The Aetas among us
It was in the wake of the Great Earthquake of 1990 that Aetas coming down to Metro Manila to beg became a fixture of our metropolitan lives. Over the past decade or so, they have also engaged in an annual migration to Metro Manila to beg during the holiday season. Last Thursday, in New Manila, I saw one Aeta walking around with a hand-lettered sign; over the years, they have tended to congregate to sleep on the sidewalk in front of the San Juan Reservoir.
What natural disasters began — the displacement and continuing poverty that makes annual migrations to beg something to do — official policies might well make even worse. The New Clark City (formerly Clark Green City) project of the government has officially notified Aetas that they are being evicted from the land they occupy. At best, they can look forward to forced resettlement somewhere else. The irony is that the passing of the colonial era may be harsher for the Aetas than it was during the time of the Americans, who preserved forest areas within their base perimeters for conducting jungle warfare training courses, and where the Aetas gave them jungle and mountain living training. The Americans are gone, and nature and the Aetas don’t stand a chance.Here, once two different world views collide: the precolonial, indeed, prehistoric, culture and world-view of the Aetas, and that of the present-day republic with its colonial and postcolonial history, laws and popular and official culture, itself a hybrid of the precolonial lowlanders and the nation-state. Under our present republic, laws have tried to harmonize the two, by creating the category of ancestral domains, collectively administered by what used to be called non-Christian tribes and, today, indigenous peoples (IPs). But as the eviction of the Aetas proves, the closer to urban areas, the further away in practice the lives of IPs get from the supposed protection and respect of our laws.
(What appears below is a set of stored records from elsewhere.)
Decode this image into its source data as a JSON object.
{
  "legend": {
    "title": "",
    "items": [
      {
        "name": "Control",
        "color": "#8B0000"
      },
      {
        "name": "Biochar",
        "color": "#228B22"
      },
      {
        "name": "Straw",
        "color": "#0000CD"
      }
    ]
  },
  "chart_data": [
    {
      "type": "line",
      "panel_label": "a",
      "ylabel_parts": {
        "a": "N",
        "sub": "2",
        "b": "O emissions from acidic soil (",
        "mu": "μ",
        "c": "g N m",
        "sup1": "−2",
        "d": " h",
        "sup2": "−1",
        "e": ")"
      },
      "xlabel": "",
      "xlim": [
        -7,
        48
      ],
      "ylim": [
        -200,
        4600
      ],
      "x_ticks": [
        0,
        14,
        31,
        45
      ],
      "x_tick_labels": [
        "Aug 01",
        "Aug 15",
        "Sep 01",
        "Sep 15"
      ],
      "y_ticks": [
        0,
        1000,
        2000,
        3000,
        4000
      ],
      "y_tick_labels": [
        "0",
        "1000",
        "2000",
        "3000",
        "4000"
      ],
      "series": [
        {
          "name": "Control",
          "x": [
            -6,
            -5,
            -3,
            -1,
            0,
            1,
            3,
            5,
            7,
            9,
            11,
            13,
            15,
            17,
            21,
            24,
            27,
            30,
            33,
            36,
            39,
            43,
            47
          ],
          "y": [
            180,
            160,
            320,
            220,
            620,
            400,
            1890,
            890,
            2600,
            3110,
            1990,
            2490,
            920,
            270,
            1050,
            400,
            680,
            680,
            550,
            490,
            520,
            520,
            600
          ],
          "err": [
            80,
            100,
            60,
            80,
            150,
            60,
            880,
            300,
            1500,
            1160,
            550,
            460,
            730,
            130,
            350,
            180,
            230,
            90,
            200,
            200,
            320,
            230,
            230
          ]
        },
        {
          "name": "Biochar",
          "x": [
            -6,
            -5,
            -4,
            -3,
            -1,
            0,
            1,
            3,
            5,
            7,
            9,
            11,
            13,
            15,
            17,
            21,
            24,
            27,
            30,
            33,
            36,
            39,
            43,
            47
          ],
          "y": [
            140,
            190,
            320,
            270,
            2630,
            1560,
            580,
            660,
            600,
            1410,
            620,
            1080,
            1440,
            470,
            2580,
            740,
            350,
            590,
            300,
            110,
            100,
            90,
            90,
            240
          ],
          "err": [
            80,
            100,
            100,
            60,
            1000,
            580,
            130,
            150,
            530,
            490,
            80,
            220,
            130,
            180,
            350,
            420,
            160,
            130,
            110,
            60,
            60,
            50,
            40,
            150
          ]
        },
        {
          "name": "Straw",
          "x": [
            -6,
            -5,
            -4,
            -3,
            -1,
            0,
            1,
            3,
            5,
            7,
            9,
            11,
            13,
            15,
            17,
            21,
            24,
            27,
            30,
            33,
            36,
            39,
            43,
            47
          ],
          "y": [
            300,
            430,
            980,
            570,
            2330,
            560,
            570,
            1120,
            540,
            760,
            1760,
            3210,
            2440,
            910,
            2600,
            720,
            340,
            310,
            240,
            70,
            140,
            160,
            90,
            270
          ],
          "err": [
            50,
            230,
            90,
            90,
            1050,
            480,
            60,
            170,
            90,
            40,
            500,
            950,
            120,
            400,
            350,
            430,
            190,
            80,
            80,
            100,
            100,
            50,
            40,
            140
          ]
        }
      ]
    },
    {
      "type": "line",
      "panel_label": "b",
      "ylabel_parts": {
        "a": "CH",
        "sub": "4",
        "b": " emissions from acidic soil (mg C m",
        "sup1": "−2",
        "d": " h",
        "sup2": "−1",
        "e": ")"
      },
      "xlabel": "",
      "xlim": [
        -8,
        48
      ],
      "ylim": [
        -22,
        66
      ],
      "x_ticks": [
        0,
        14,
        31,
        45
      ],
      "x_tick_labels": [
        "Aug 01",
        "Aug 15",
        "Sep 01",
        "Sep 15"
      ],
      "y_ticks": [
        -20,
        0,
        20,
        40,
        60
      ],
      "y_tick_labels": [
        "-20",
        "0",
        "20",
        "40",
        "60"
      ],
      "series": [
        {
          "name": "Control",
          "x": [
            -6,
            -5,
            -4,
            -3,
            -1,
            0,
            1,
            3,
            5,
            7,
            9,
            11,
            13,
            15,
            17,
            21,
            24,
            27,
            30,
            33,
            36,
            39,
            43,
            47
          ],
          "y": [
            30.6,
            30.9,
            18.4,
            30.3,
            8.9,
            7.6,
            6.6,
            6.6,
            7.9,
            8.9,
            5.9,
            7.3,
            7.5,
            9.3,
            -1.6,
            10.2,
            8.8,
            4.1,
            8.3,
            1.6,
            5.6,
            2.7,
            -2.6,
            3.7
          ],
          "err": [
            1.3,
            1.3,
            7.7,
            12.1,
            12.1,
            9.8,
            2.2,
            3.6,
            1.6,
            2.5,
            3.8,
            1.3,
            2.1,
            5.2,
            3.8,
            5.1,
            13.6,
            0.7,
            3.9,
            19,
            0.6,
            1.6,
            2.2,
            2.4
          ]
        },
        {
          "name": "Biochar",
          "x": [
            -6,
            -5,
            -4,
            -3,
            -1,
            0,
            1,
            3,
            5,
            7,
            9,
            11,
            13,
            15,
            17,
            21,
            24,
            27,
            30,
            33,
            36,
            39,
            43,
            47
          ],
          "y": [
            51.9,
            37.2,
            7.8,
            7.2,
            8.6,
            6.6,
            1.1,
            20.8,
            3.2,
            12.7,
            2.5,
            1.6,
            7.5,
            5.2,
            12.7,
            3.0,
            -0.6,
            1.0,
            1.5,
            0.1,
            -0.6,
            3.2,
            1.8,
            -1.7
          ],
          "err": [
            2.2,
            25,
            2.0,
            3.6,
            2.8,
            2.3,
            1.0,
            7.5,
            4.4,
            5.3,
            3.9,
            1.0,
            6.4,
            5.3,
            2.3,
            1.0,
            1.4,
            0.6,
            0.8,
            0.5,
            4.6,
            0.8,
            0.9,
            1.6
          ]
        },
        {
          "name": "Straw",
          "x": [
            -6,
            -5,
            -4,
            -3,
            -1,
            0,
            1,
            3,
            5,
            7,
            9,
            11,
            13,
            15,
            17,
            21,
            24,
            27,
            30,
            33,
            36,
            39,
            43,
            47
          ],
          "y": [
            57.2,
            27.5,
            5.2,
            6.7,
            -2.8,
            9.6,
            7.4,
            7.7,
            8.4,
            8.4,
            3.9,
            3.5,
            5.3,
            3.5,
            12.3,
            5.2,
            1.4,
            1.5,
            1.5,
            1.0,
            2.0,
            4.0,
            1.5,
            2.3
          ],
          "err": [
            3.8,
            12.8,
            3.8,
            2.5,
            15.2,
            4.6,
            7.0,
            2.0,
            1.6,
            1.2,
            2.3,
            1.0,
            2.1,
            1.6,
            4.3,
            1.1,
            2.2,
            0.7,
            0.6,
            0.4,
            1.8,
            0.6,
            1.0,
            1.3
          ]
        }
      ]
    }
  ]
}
The collision of world views has cost in lives. Forests and other ancestral domains, because of the nature of insurgency, are also of interest to rebels. A peace advocate long ago told me it takes a decade for change to become permanent; and that one of the most effective means for peace promotion in communities was for a community to stand up and declare itself out of bounds for both the Armed Forces and communist rebels. Headlines frequently refer to Lumad communities, for example, whom the Armed Forces claim are a hotbed of the insurgency; the counterclaims of allies of the insurgents denounce the AFP for interdicting “educational” and other community activities among the Lumad. The AFP, of course, is also widely suspected of being less interested in Lumad as IPs (and protecting their rights) than in fostering the financial interests of loggers and local politicians.
One commenter said the government ought to provide for livelihood training and so forth for the Aetas, which reminds me of a story someone who’d worked with a nongovernmental organization once told me. They’d gotten their volunteers to build Gawad Kalinga or Habitat for Humanity-type homes for the Aetas, but they ended up dying: “They were literally baking to death having to live in little concrete houses with GI sheet roofs,” the person claimed. Whether true or not, it reveals the problems that come with trying to turn uplanders into lowlanders: Deprived of habitat and culture, they become not just impoverished, but also spiritually and culturally marginalized—a double life sentence.
From 1916 to 1935, the Senate had two seats reserved for minorities (“non-Christian tribes”). One seat invariably went to a Moro leader; the other, to someone representing what today would be called IPs. From 1935 to 1971 and from 1987 to 1992, the old bargain with the Moros to incorporate them into the political class, and thus with the major parties supporting national Moro candidates for senator, endured. But the Marcos-era fragmentation of the Moro leadership, and the collapse of the party system, means that Moros have had no national representation for decades now. It might just be that in some future rethinking of the Senate, ensuring a seat for the Moros and the IPs might be an old idea whose time has come again.